A good idea I think. Not to hid the fact which is not possible now anyway, but still - a worthy idea. After this much time, I think you will need to use the
Report button to ask a Mod to change it, and the request will need to come from you.
Additionally, since no news stories are available,
SB TOS prohibits using names in this discussion.
Yes, it is not rare and sadly my typo does not change this fact...
On the other hand, you can go back to that post and edit it for correction if you'd like. Such is possible for several hours after posting - other than titles.
One week prior to this incident, a 54 year old diver died during a routine vacation Cozumel dive:
http://www.scubaboard.com/forums/cozumel/395024-missing-divers.html
I was surprised be the lack of details regarding the fatality. I was expecting the Coz grapevine to yield details of what happened.
I'm not surprised that the folks involved in this new incident haven't made public what exactly happened to them.
Nevertheless, the combination of the two incidents does make me a bit nervous about diving in general and Coz diving in particular. (I'd recently decided that Coz was going to be my diving "home base". Was there last month and am going back next month.)
I understand that diving has some risks, but I've always thought that those risks were limited if I was careful. These two back-to-back disasters give me pause.
Ron
I think it was actually only the day before (see
http://www.scubaboard.com/forums/accidents-incidents/395069-u-s-diver-dies-cozumel-marine-park.html) and it turned out to be an inwater heart attack. Here is the most recent news media story on that accident
Professor dies while scuba diving - The Independent Florida Alligator: Campus and I think that viewing the professor's photo might make it more understandable.
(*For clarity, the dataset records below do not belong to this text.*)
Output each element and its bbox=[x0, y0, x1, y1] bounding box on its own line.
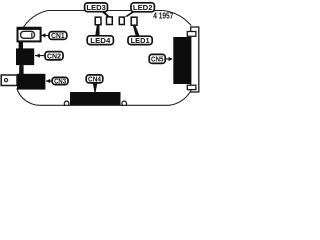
svg-text:4 1957: 4 1957 bbox=[153, 12, 174, 21]
svg-text:LED2: LED2 bbox=[133, 3, 153, 12]
svg-text:LED3: LED3 bbox=[86, 3, 106, 12]
svg-text:CN5: CN5 bbox=[151, 55, 164, 64]
svg-text:CN4: CN4 bbox=[88, 75, 101, 84]
svg-text:LED4: LED4 bbox=[90, 36, 110, 45]
svg-text:LED1: LED1 bbox=[131, 36, 150, 45]
svg-text:CN3: CN3 bbox=[54, 77, 66, 86]
svg-text:CN2: CN2 bbox=[47, 51, 61, 60]
svg-text:CN1: CN1 bbox=[51, 31, 65, 40]
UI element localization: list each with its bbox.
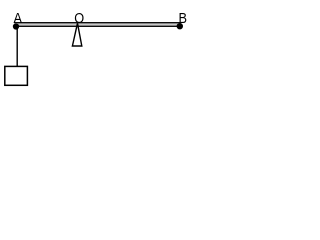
beam gray core middle row bbox=[14, 24, 181, 25]
beam gray core lower row bbox=[14, 25, 181, 26]
beam bottom edge line bbox=[14, 26, 181, 27]
svg-text:A: A bbox=[14, 9, 23, 26]
string from A to weight bbox=[16, 26, 18, 66]
fulcrum triangle at O bbox=[72, 23, 81, 46]
beam top edge line bbox=[14, 22, 181, 23]
pivot dot B bbox=[177, 23, 183, 29]
svg-text:O: O bbox=[74, 9, 84, 26]
pivot dot A bbox=[13, 23, 19, 29]
beam gray core upper row (lever arm A-B) bbox=[14, 23, 181, 24]
background bbox=[0, 0, 192, 92]
weight box bbox=[5, 66, 28, 85]
svg-text:B: B bbox=[179, 9, 188, 26]
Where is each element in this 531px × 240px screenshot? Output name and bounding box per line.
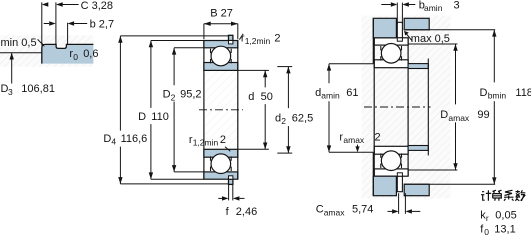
svg-text:C: C <box>316 204 324 216</box>
svg-text:2,46: 2,46 <box>236 206 257 218</box>
svg-text:116,6: 116,6 <box>121 133 148 145</box>
svg-text:1,2min: 1,2min <box>245 36 271 46</box>
svg-text:2: 2 <box>220 134 226 146</box>
svg-text:2: 2 <box>375 131 381 143</box>
svg-text:amax: amax <box>343 135 365 145</box>
svg-text:61: 61 <box>346 87 358 99</box>
svg-text:0,6: 0,6 <box>83 48 98 60</box>
svg-text:min 0,5: min 0,5 <box>1 37 37 49</box>
svg-text:C 3,28: C 3,28 <box>81 0 113 12</box>
svg-text:5,74: 5,74 <box>352 204 373 216</box>
svg-text:0: 0 <box>484 227 489 236</box>
svg-text:99: 99 <box>477 109 489 121</box>
svg-text:f: f <box>226 206 230 218</box>
svg-text:r: r <box>486 213 489 223</box>
svg-text:1,2min: 1,2min <box>193 138 219 148</box>
svg-text:D: D <box>440 109 448 121</box>
svg-text:62,5: 62,5 <box>292 112 313 124</box>
svg-text:B 27: B 27 <box>210 8 233 20</box>
svg-text:D: D <box>103 133 111 145</box>
svg-text:amin: amin <box>424 3 443 13</box>
svg-text:D: D <box>163 89 171 101</box>
svg-text:2: 2 <box>171 93 176 103</box>
svg-text:0,05: 0,05 <box>495 209 516 221</box>
svg-text:110: 110 <box>151 111 169 123</box>
svg-text:amin: amin <box>321 91 340 101</box>
svg-text:bmin: bmin <box>488 91 507 101</box>
svg-text:d: d <box>315 87 321 99</box>
svg-text:106,81: 106,81 <box>21 83 55 95</box>
svg-text:D: D <box>480 87 488 99</box>
svg-text:13,1: 13,1 <box>494 223 515 235</box>
svg-text:b 2,7: b 2,7 <box>90 19 114 31</box>
svg-text:amax: amax <box>448 113 470 123</box>
svg-text:0: 0 <box>73 52 78 62</box>
svg-text:D: D <box>138 111 146 123</box>
svg-text:2: 2 <box>274 32 280 44</box>
svg-text:3: 3 <box>8 87 13 97</box>
svg-text:3: 3 <box>454 0 460 11</box>
svg-text:2: 2 <box>281 116 286 126</box>
svg-text:50: 50 <box>261 91 273 103</box>
svg-text:95,2: 95,2 <box>180 89 201 101</box>
svg-text:max 0,5: max 0,5 <box>411 33 450 45</box>
svg-text:118: 118 <box>515 87 531 99</box>
svg-text:4: 4 <box>111 137 116 147</box>
svg-text:d: d <box>248 91 254 103</box>
svg-text:amax: amax <box>324 207 346 217</box>
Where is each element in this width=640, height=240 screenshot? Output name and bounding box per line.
Now, back to this accident...
I think that only one of the 3 divers involved is able to post here, maybe - as he was air lifted to NC for continued treatment, but I doubt that he will. I cannot find any news stories on the accident and I think the best we can come up with for discussion is second and third hand statements. Going with that tho if you will...
1: This was not a dive that hardly any customers would have been allowed on. It was a private dive by a dive Op owner, one of her DM's, and her BF - all of whom are far superior divers than most of us, especially me.
2: It was seemingly planned as a deep bounce dive, planned depth unknown to me, that went to hell when the lady got pulled down in a current and the two men followed to assist - maybe to 300 feet.
3: The 3 survived the accident and skipped needed deco stops to barely make it to the surface, felt okay enough for the moment - then decided to change tanks and re-descend to 60 ft to inwater decompress, until some signs of DCS became evident and they abandoned that idea.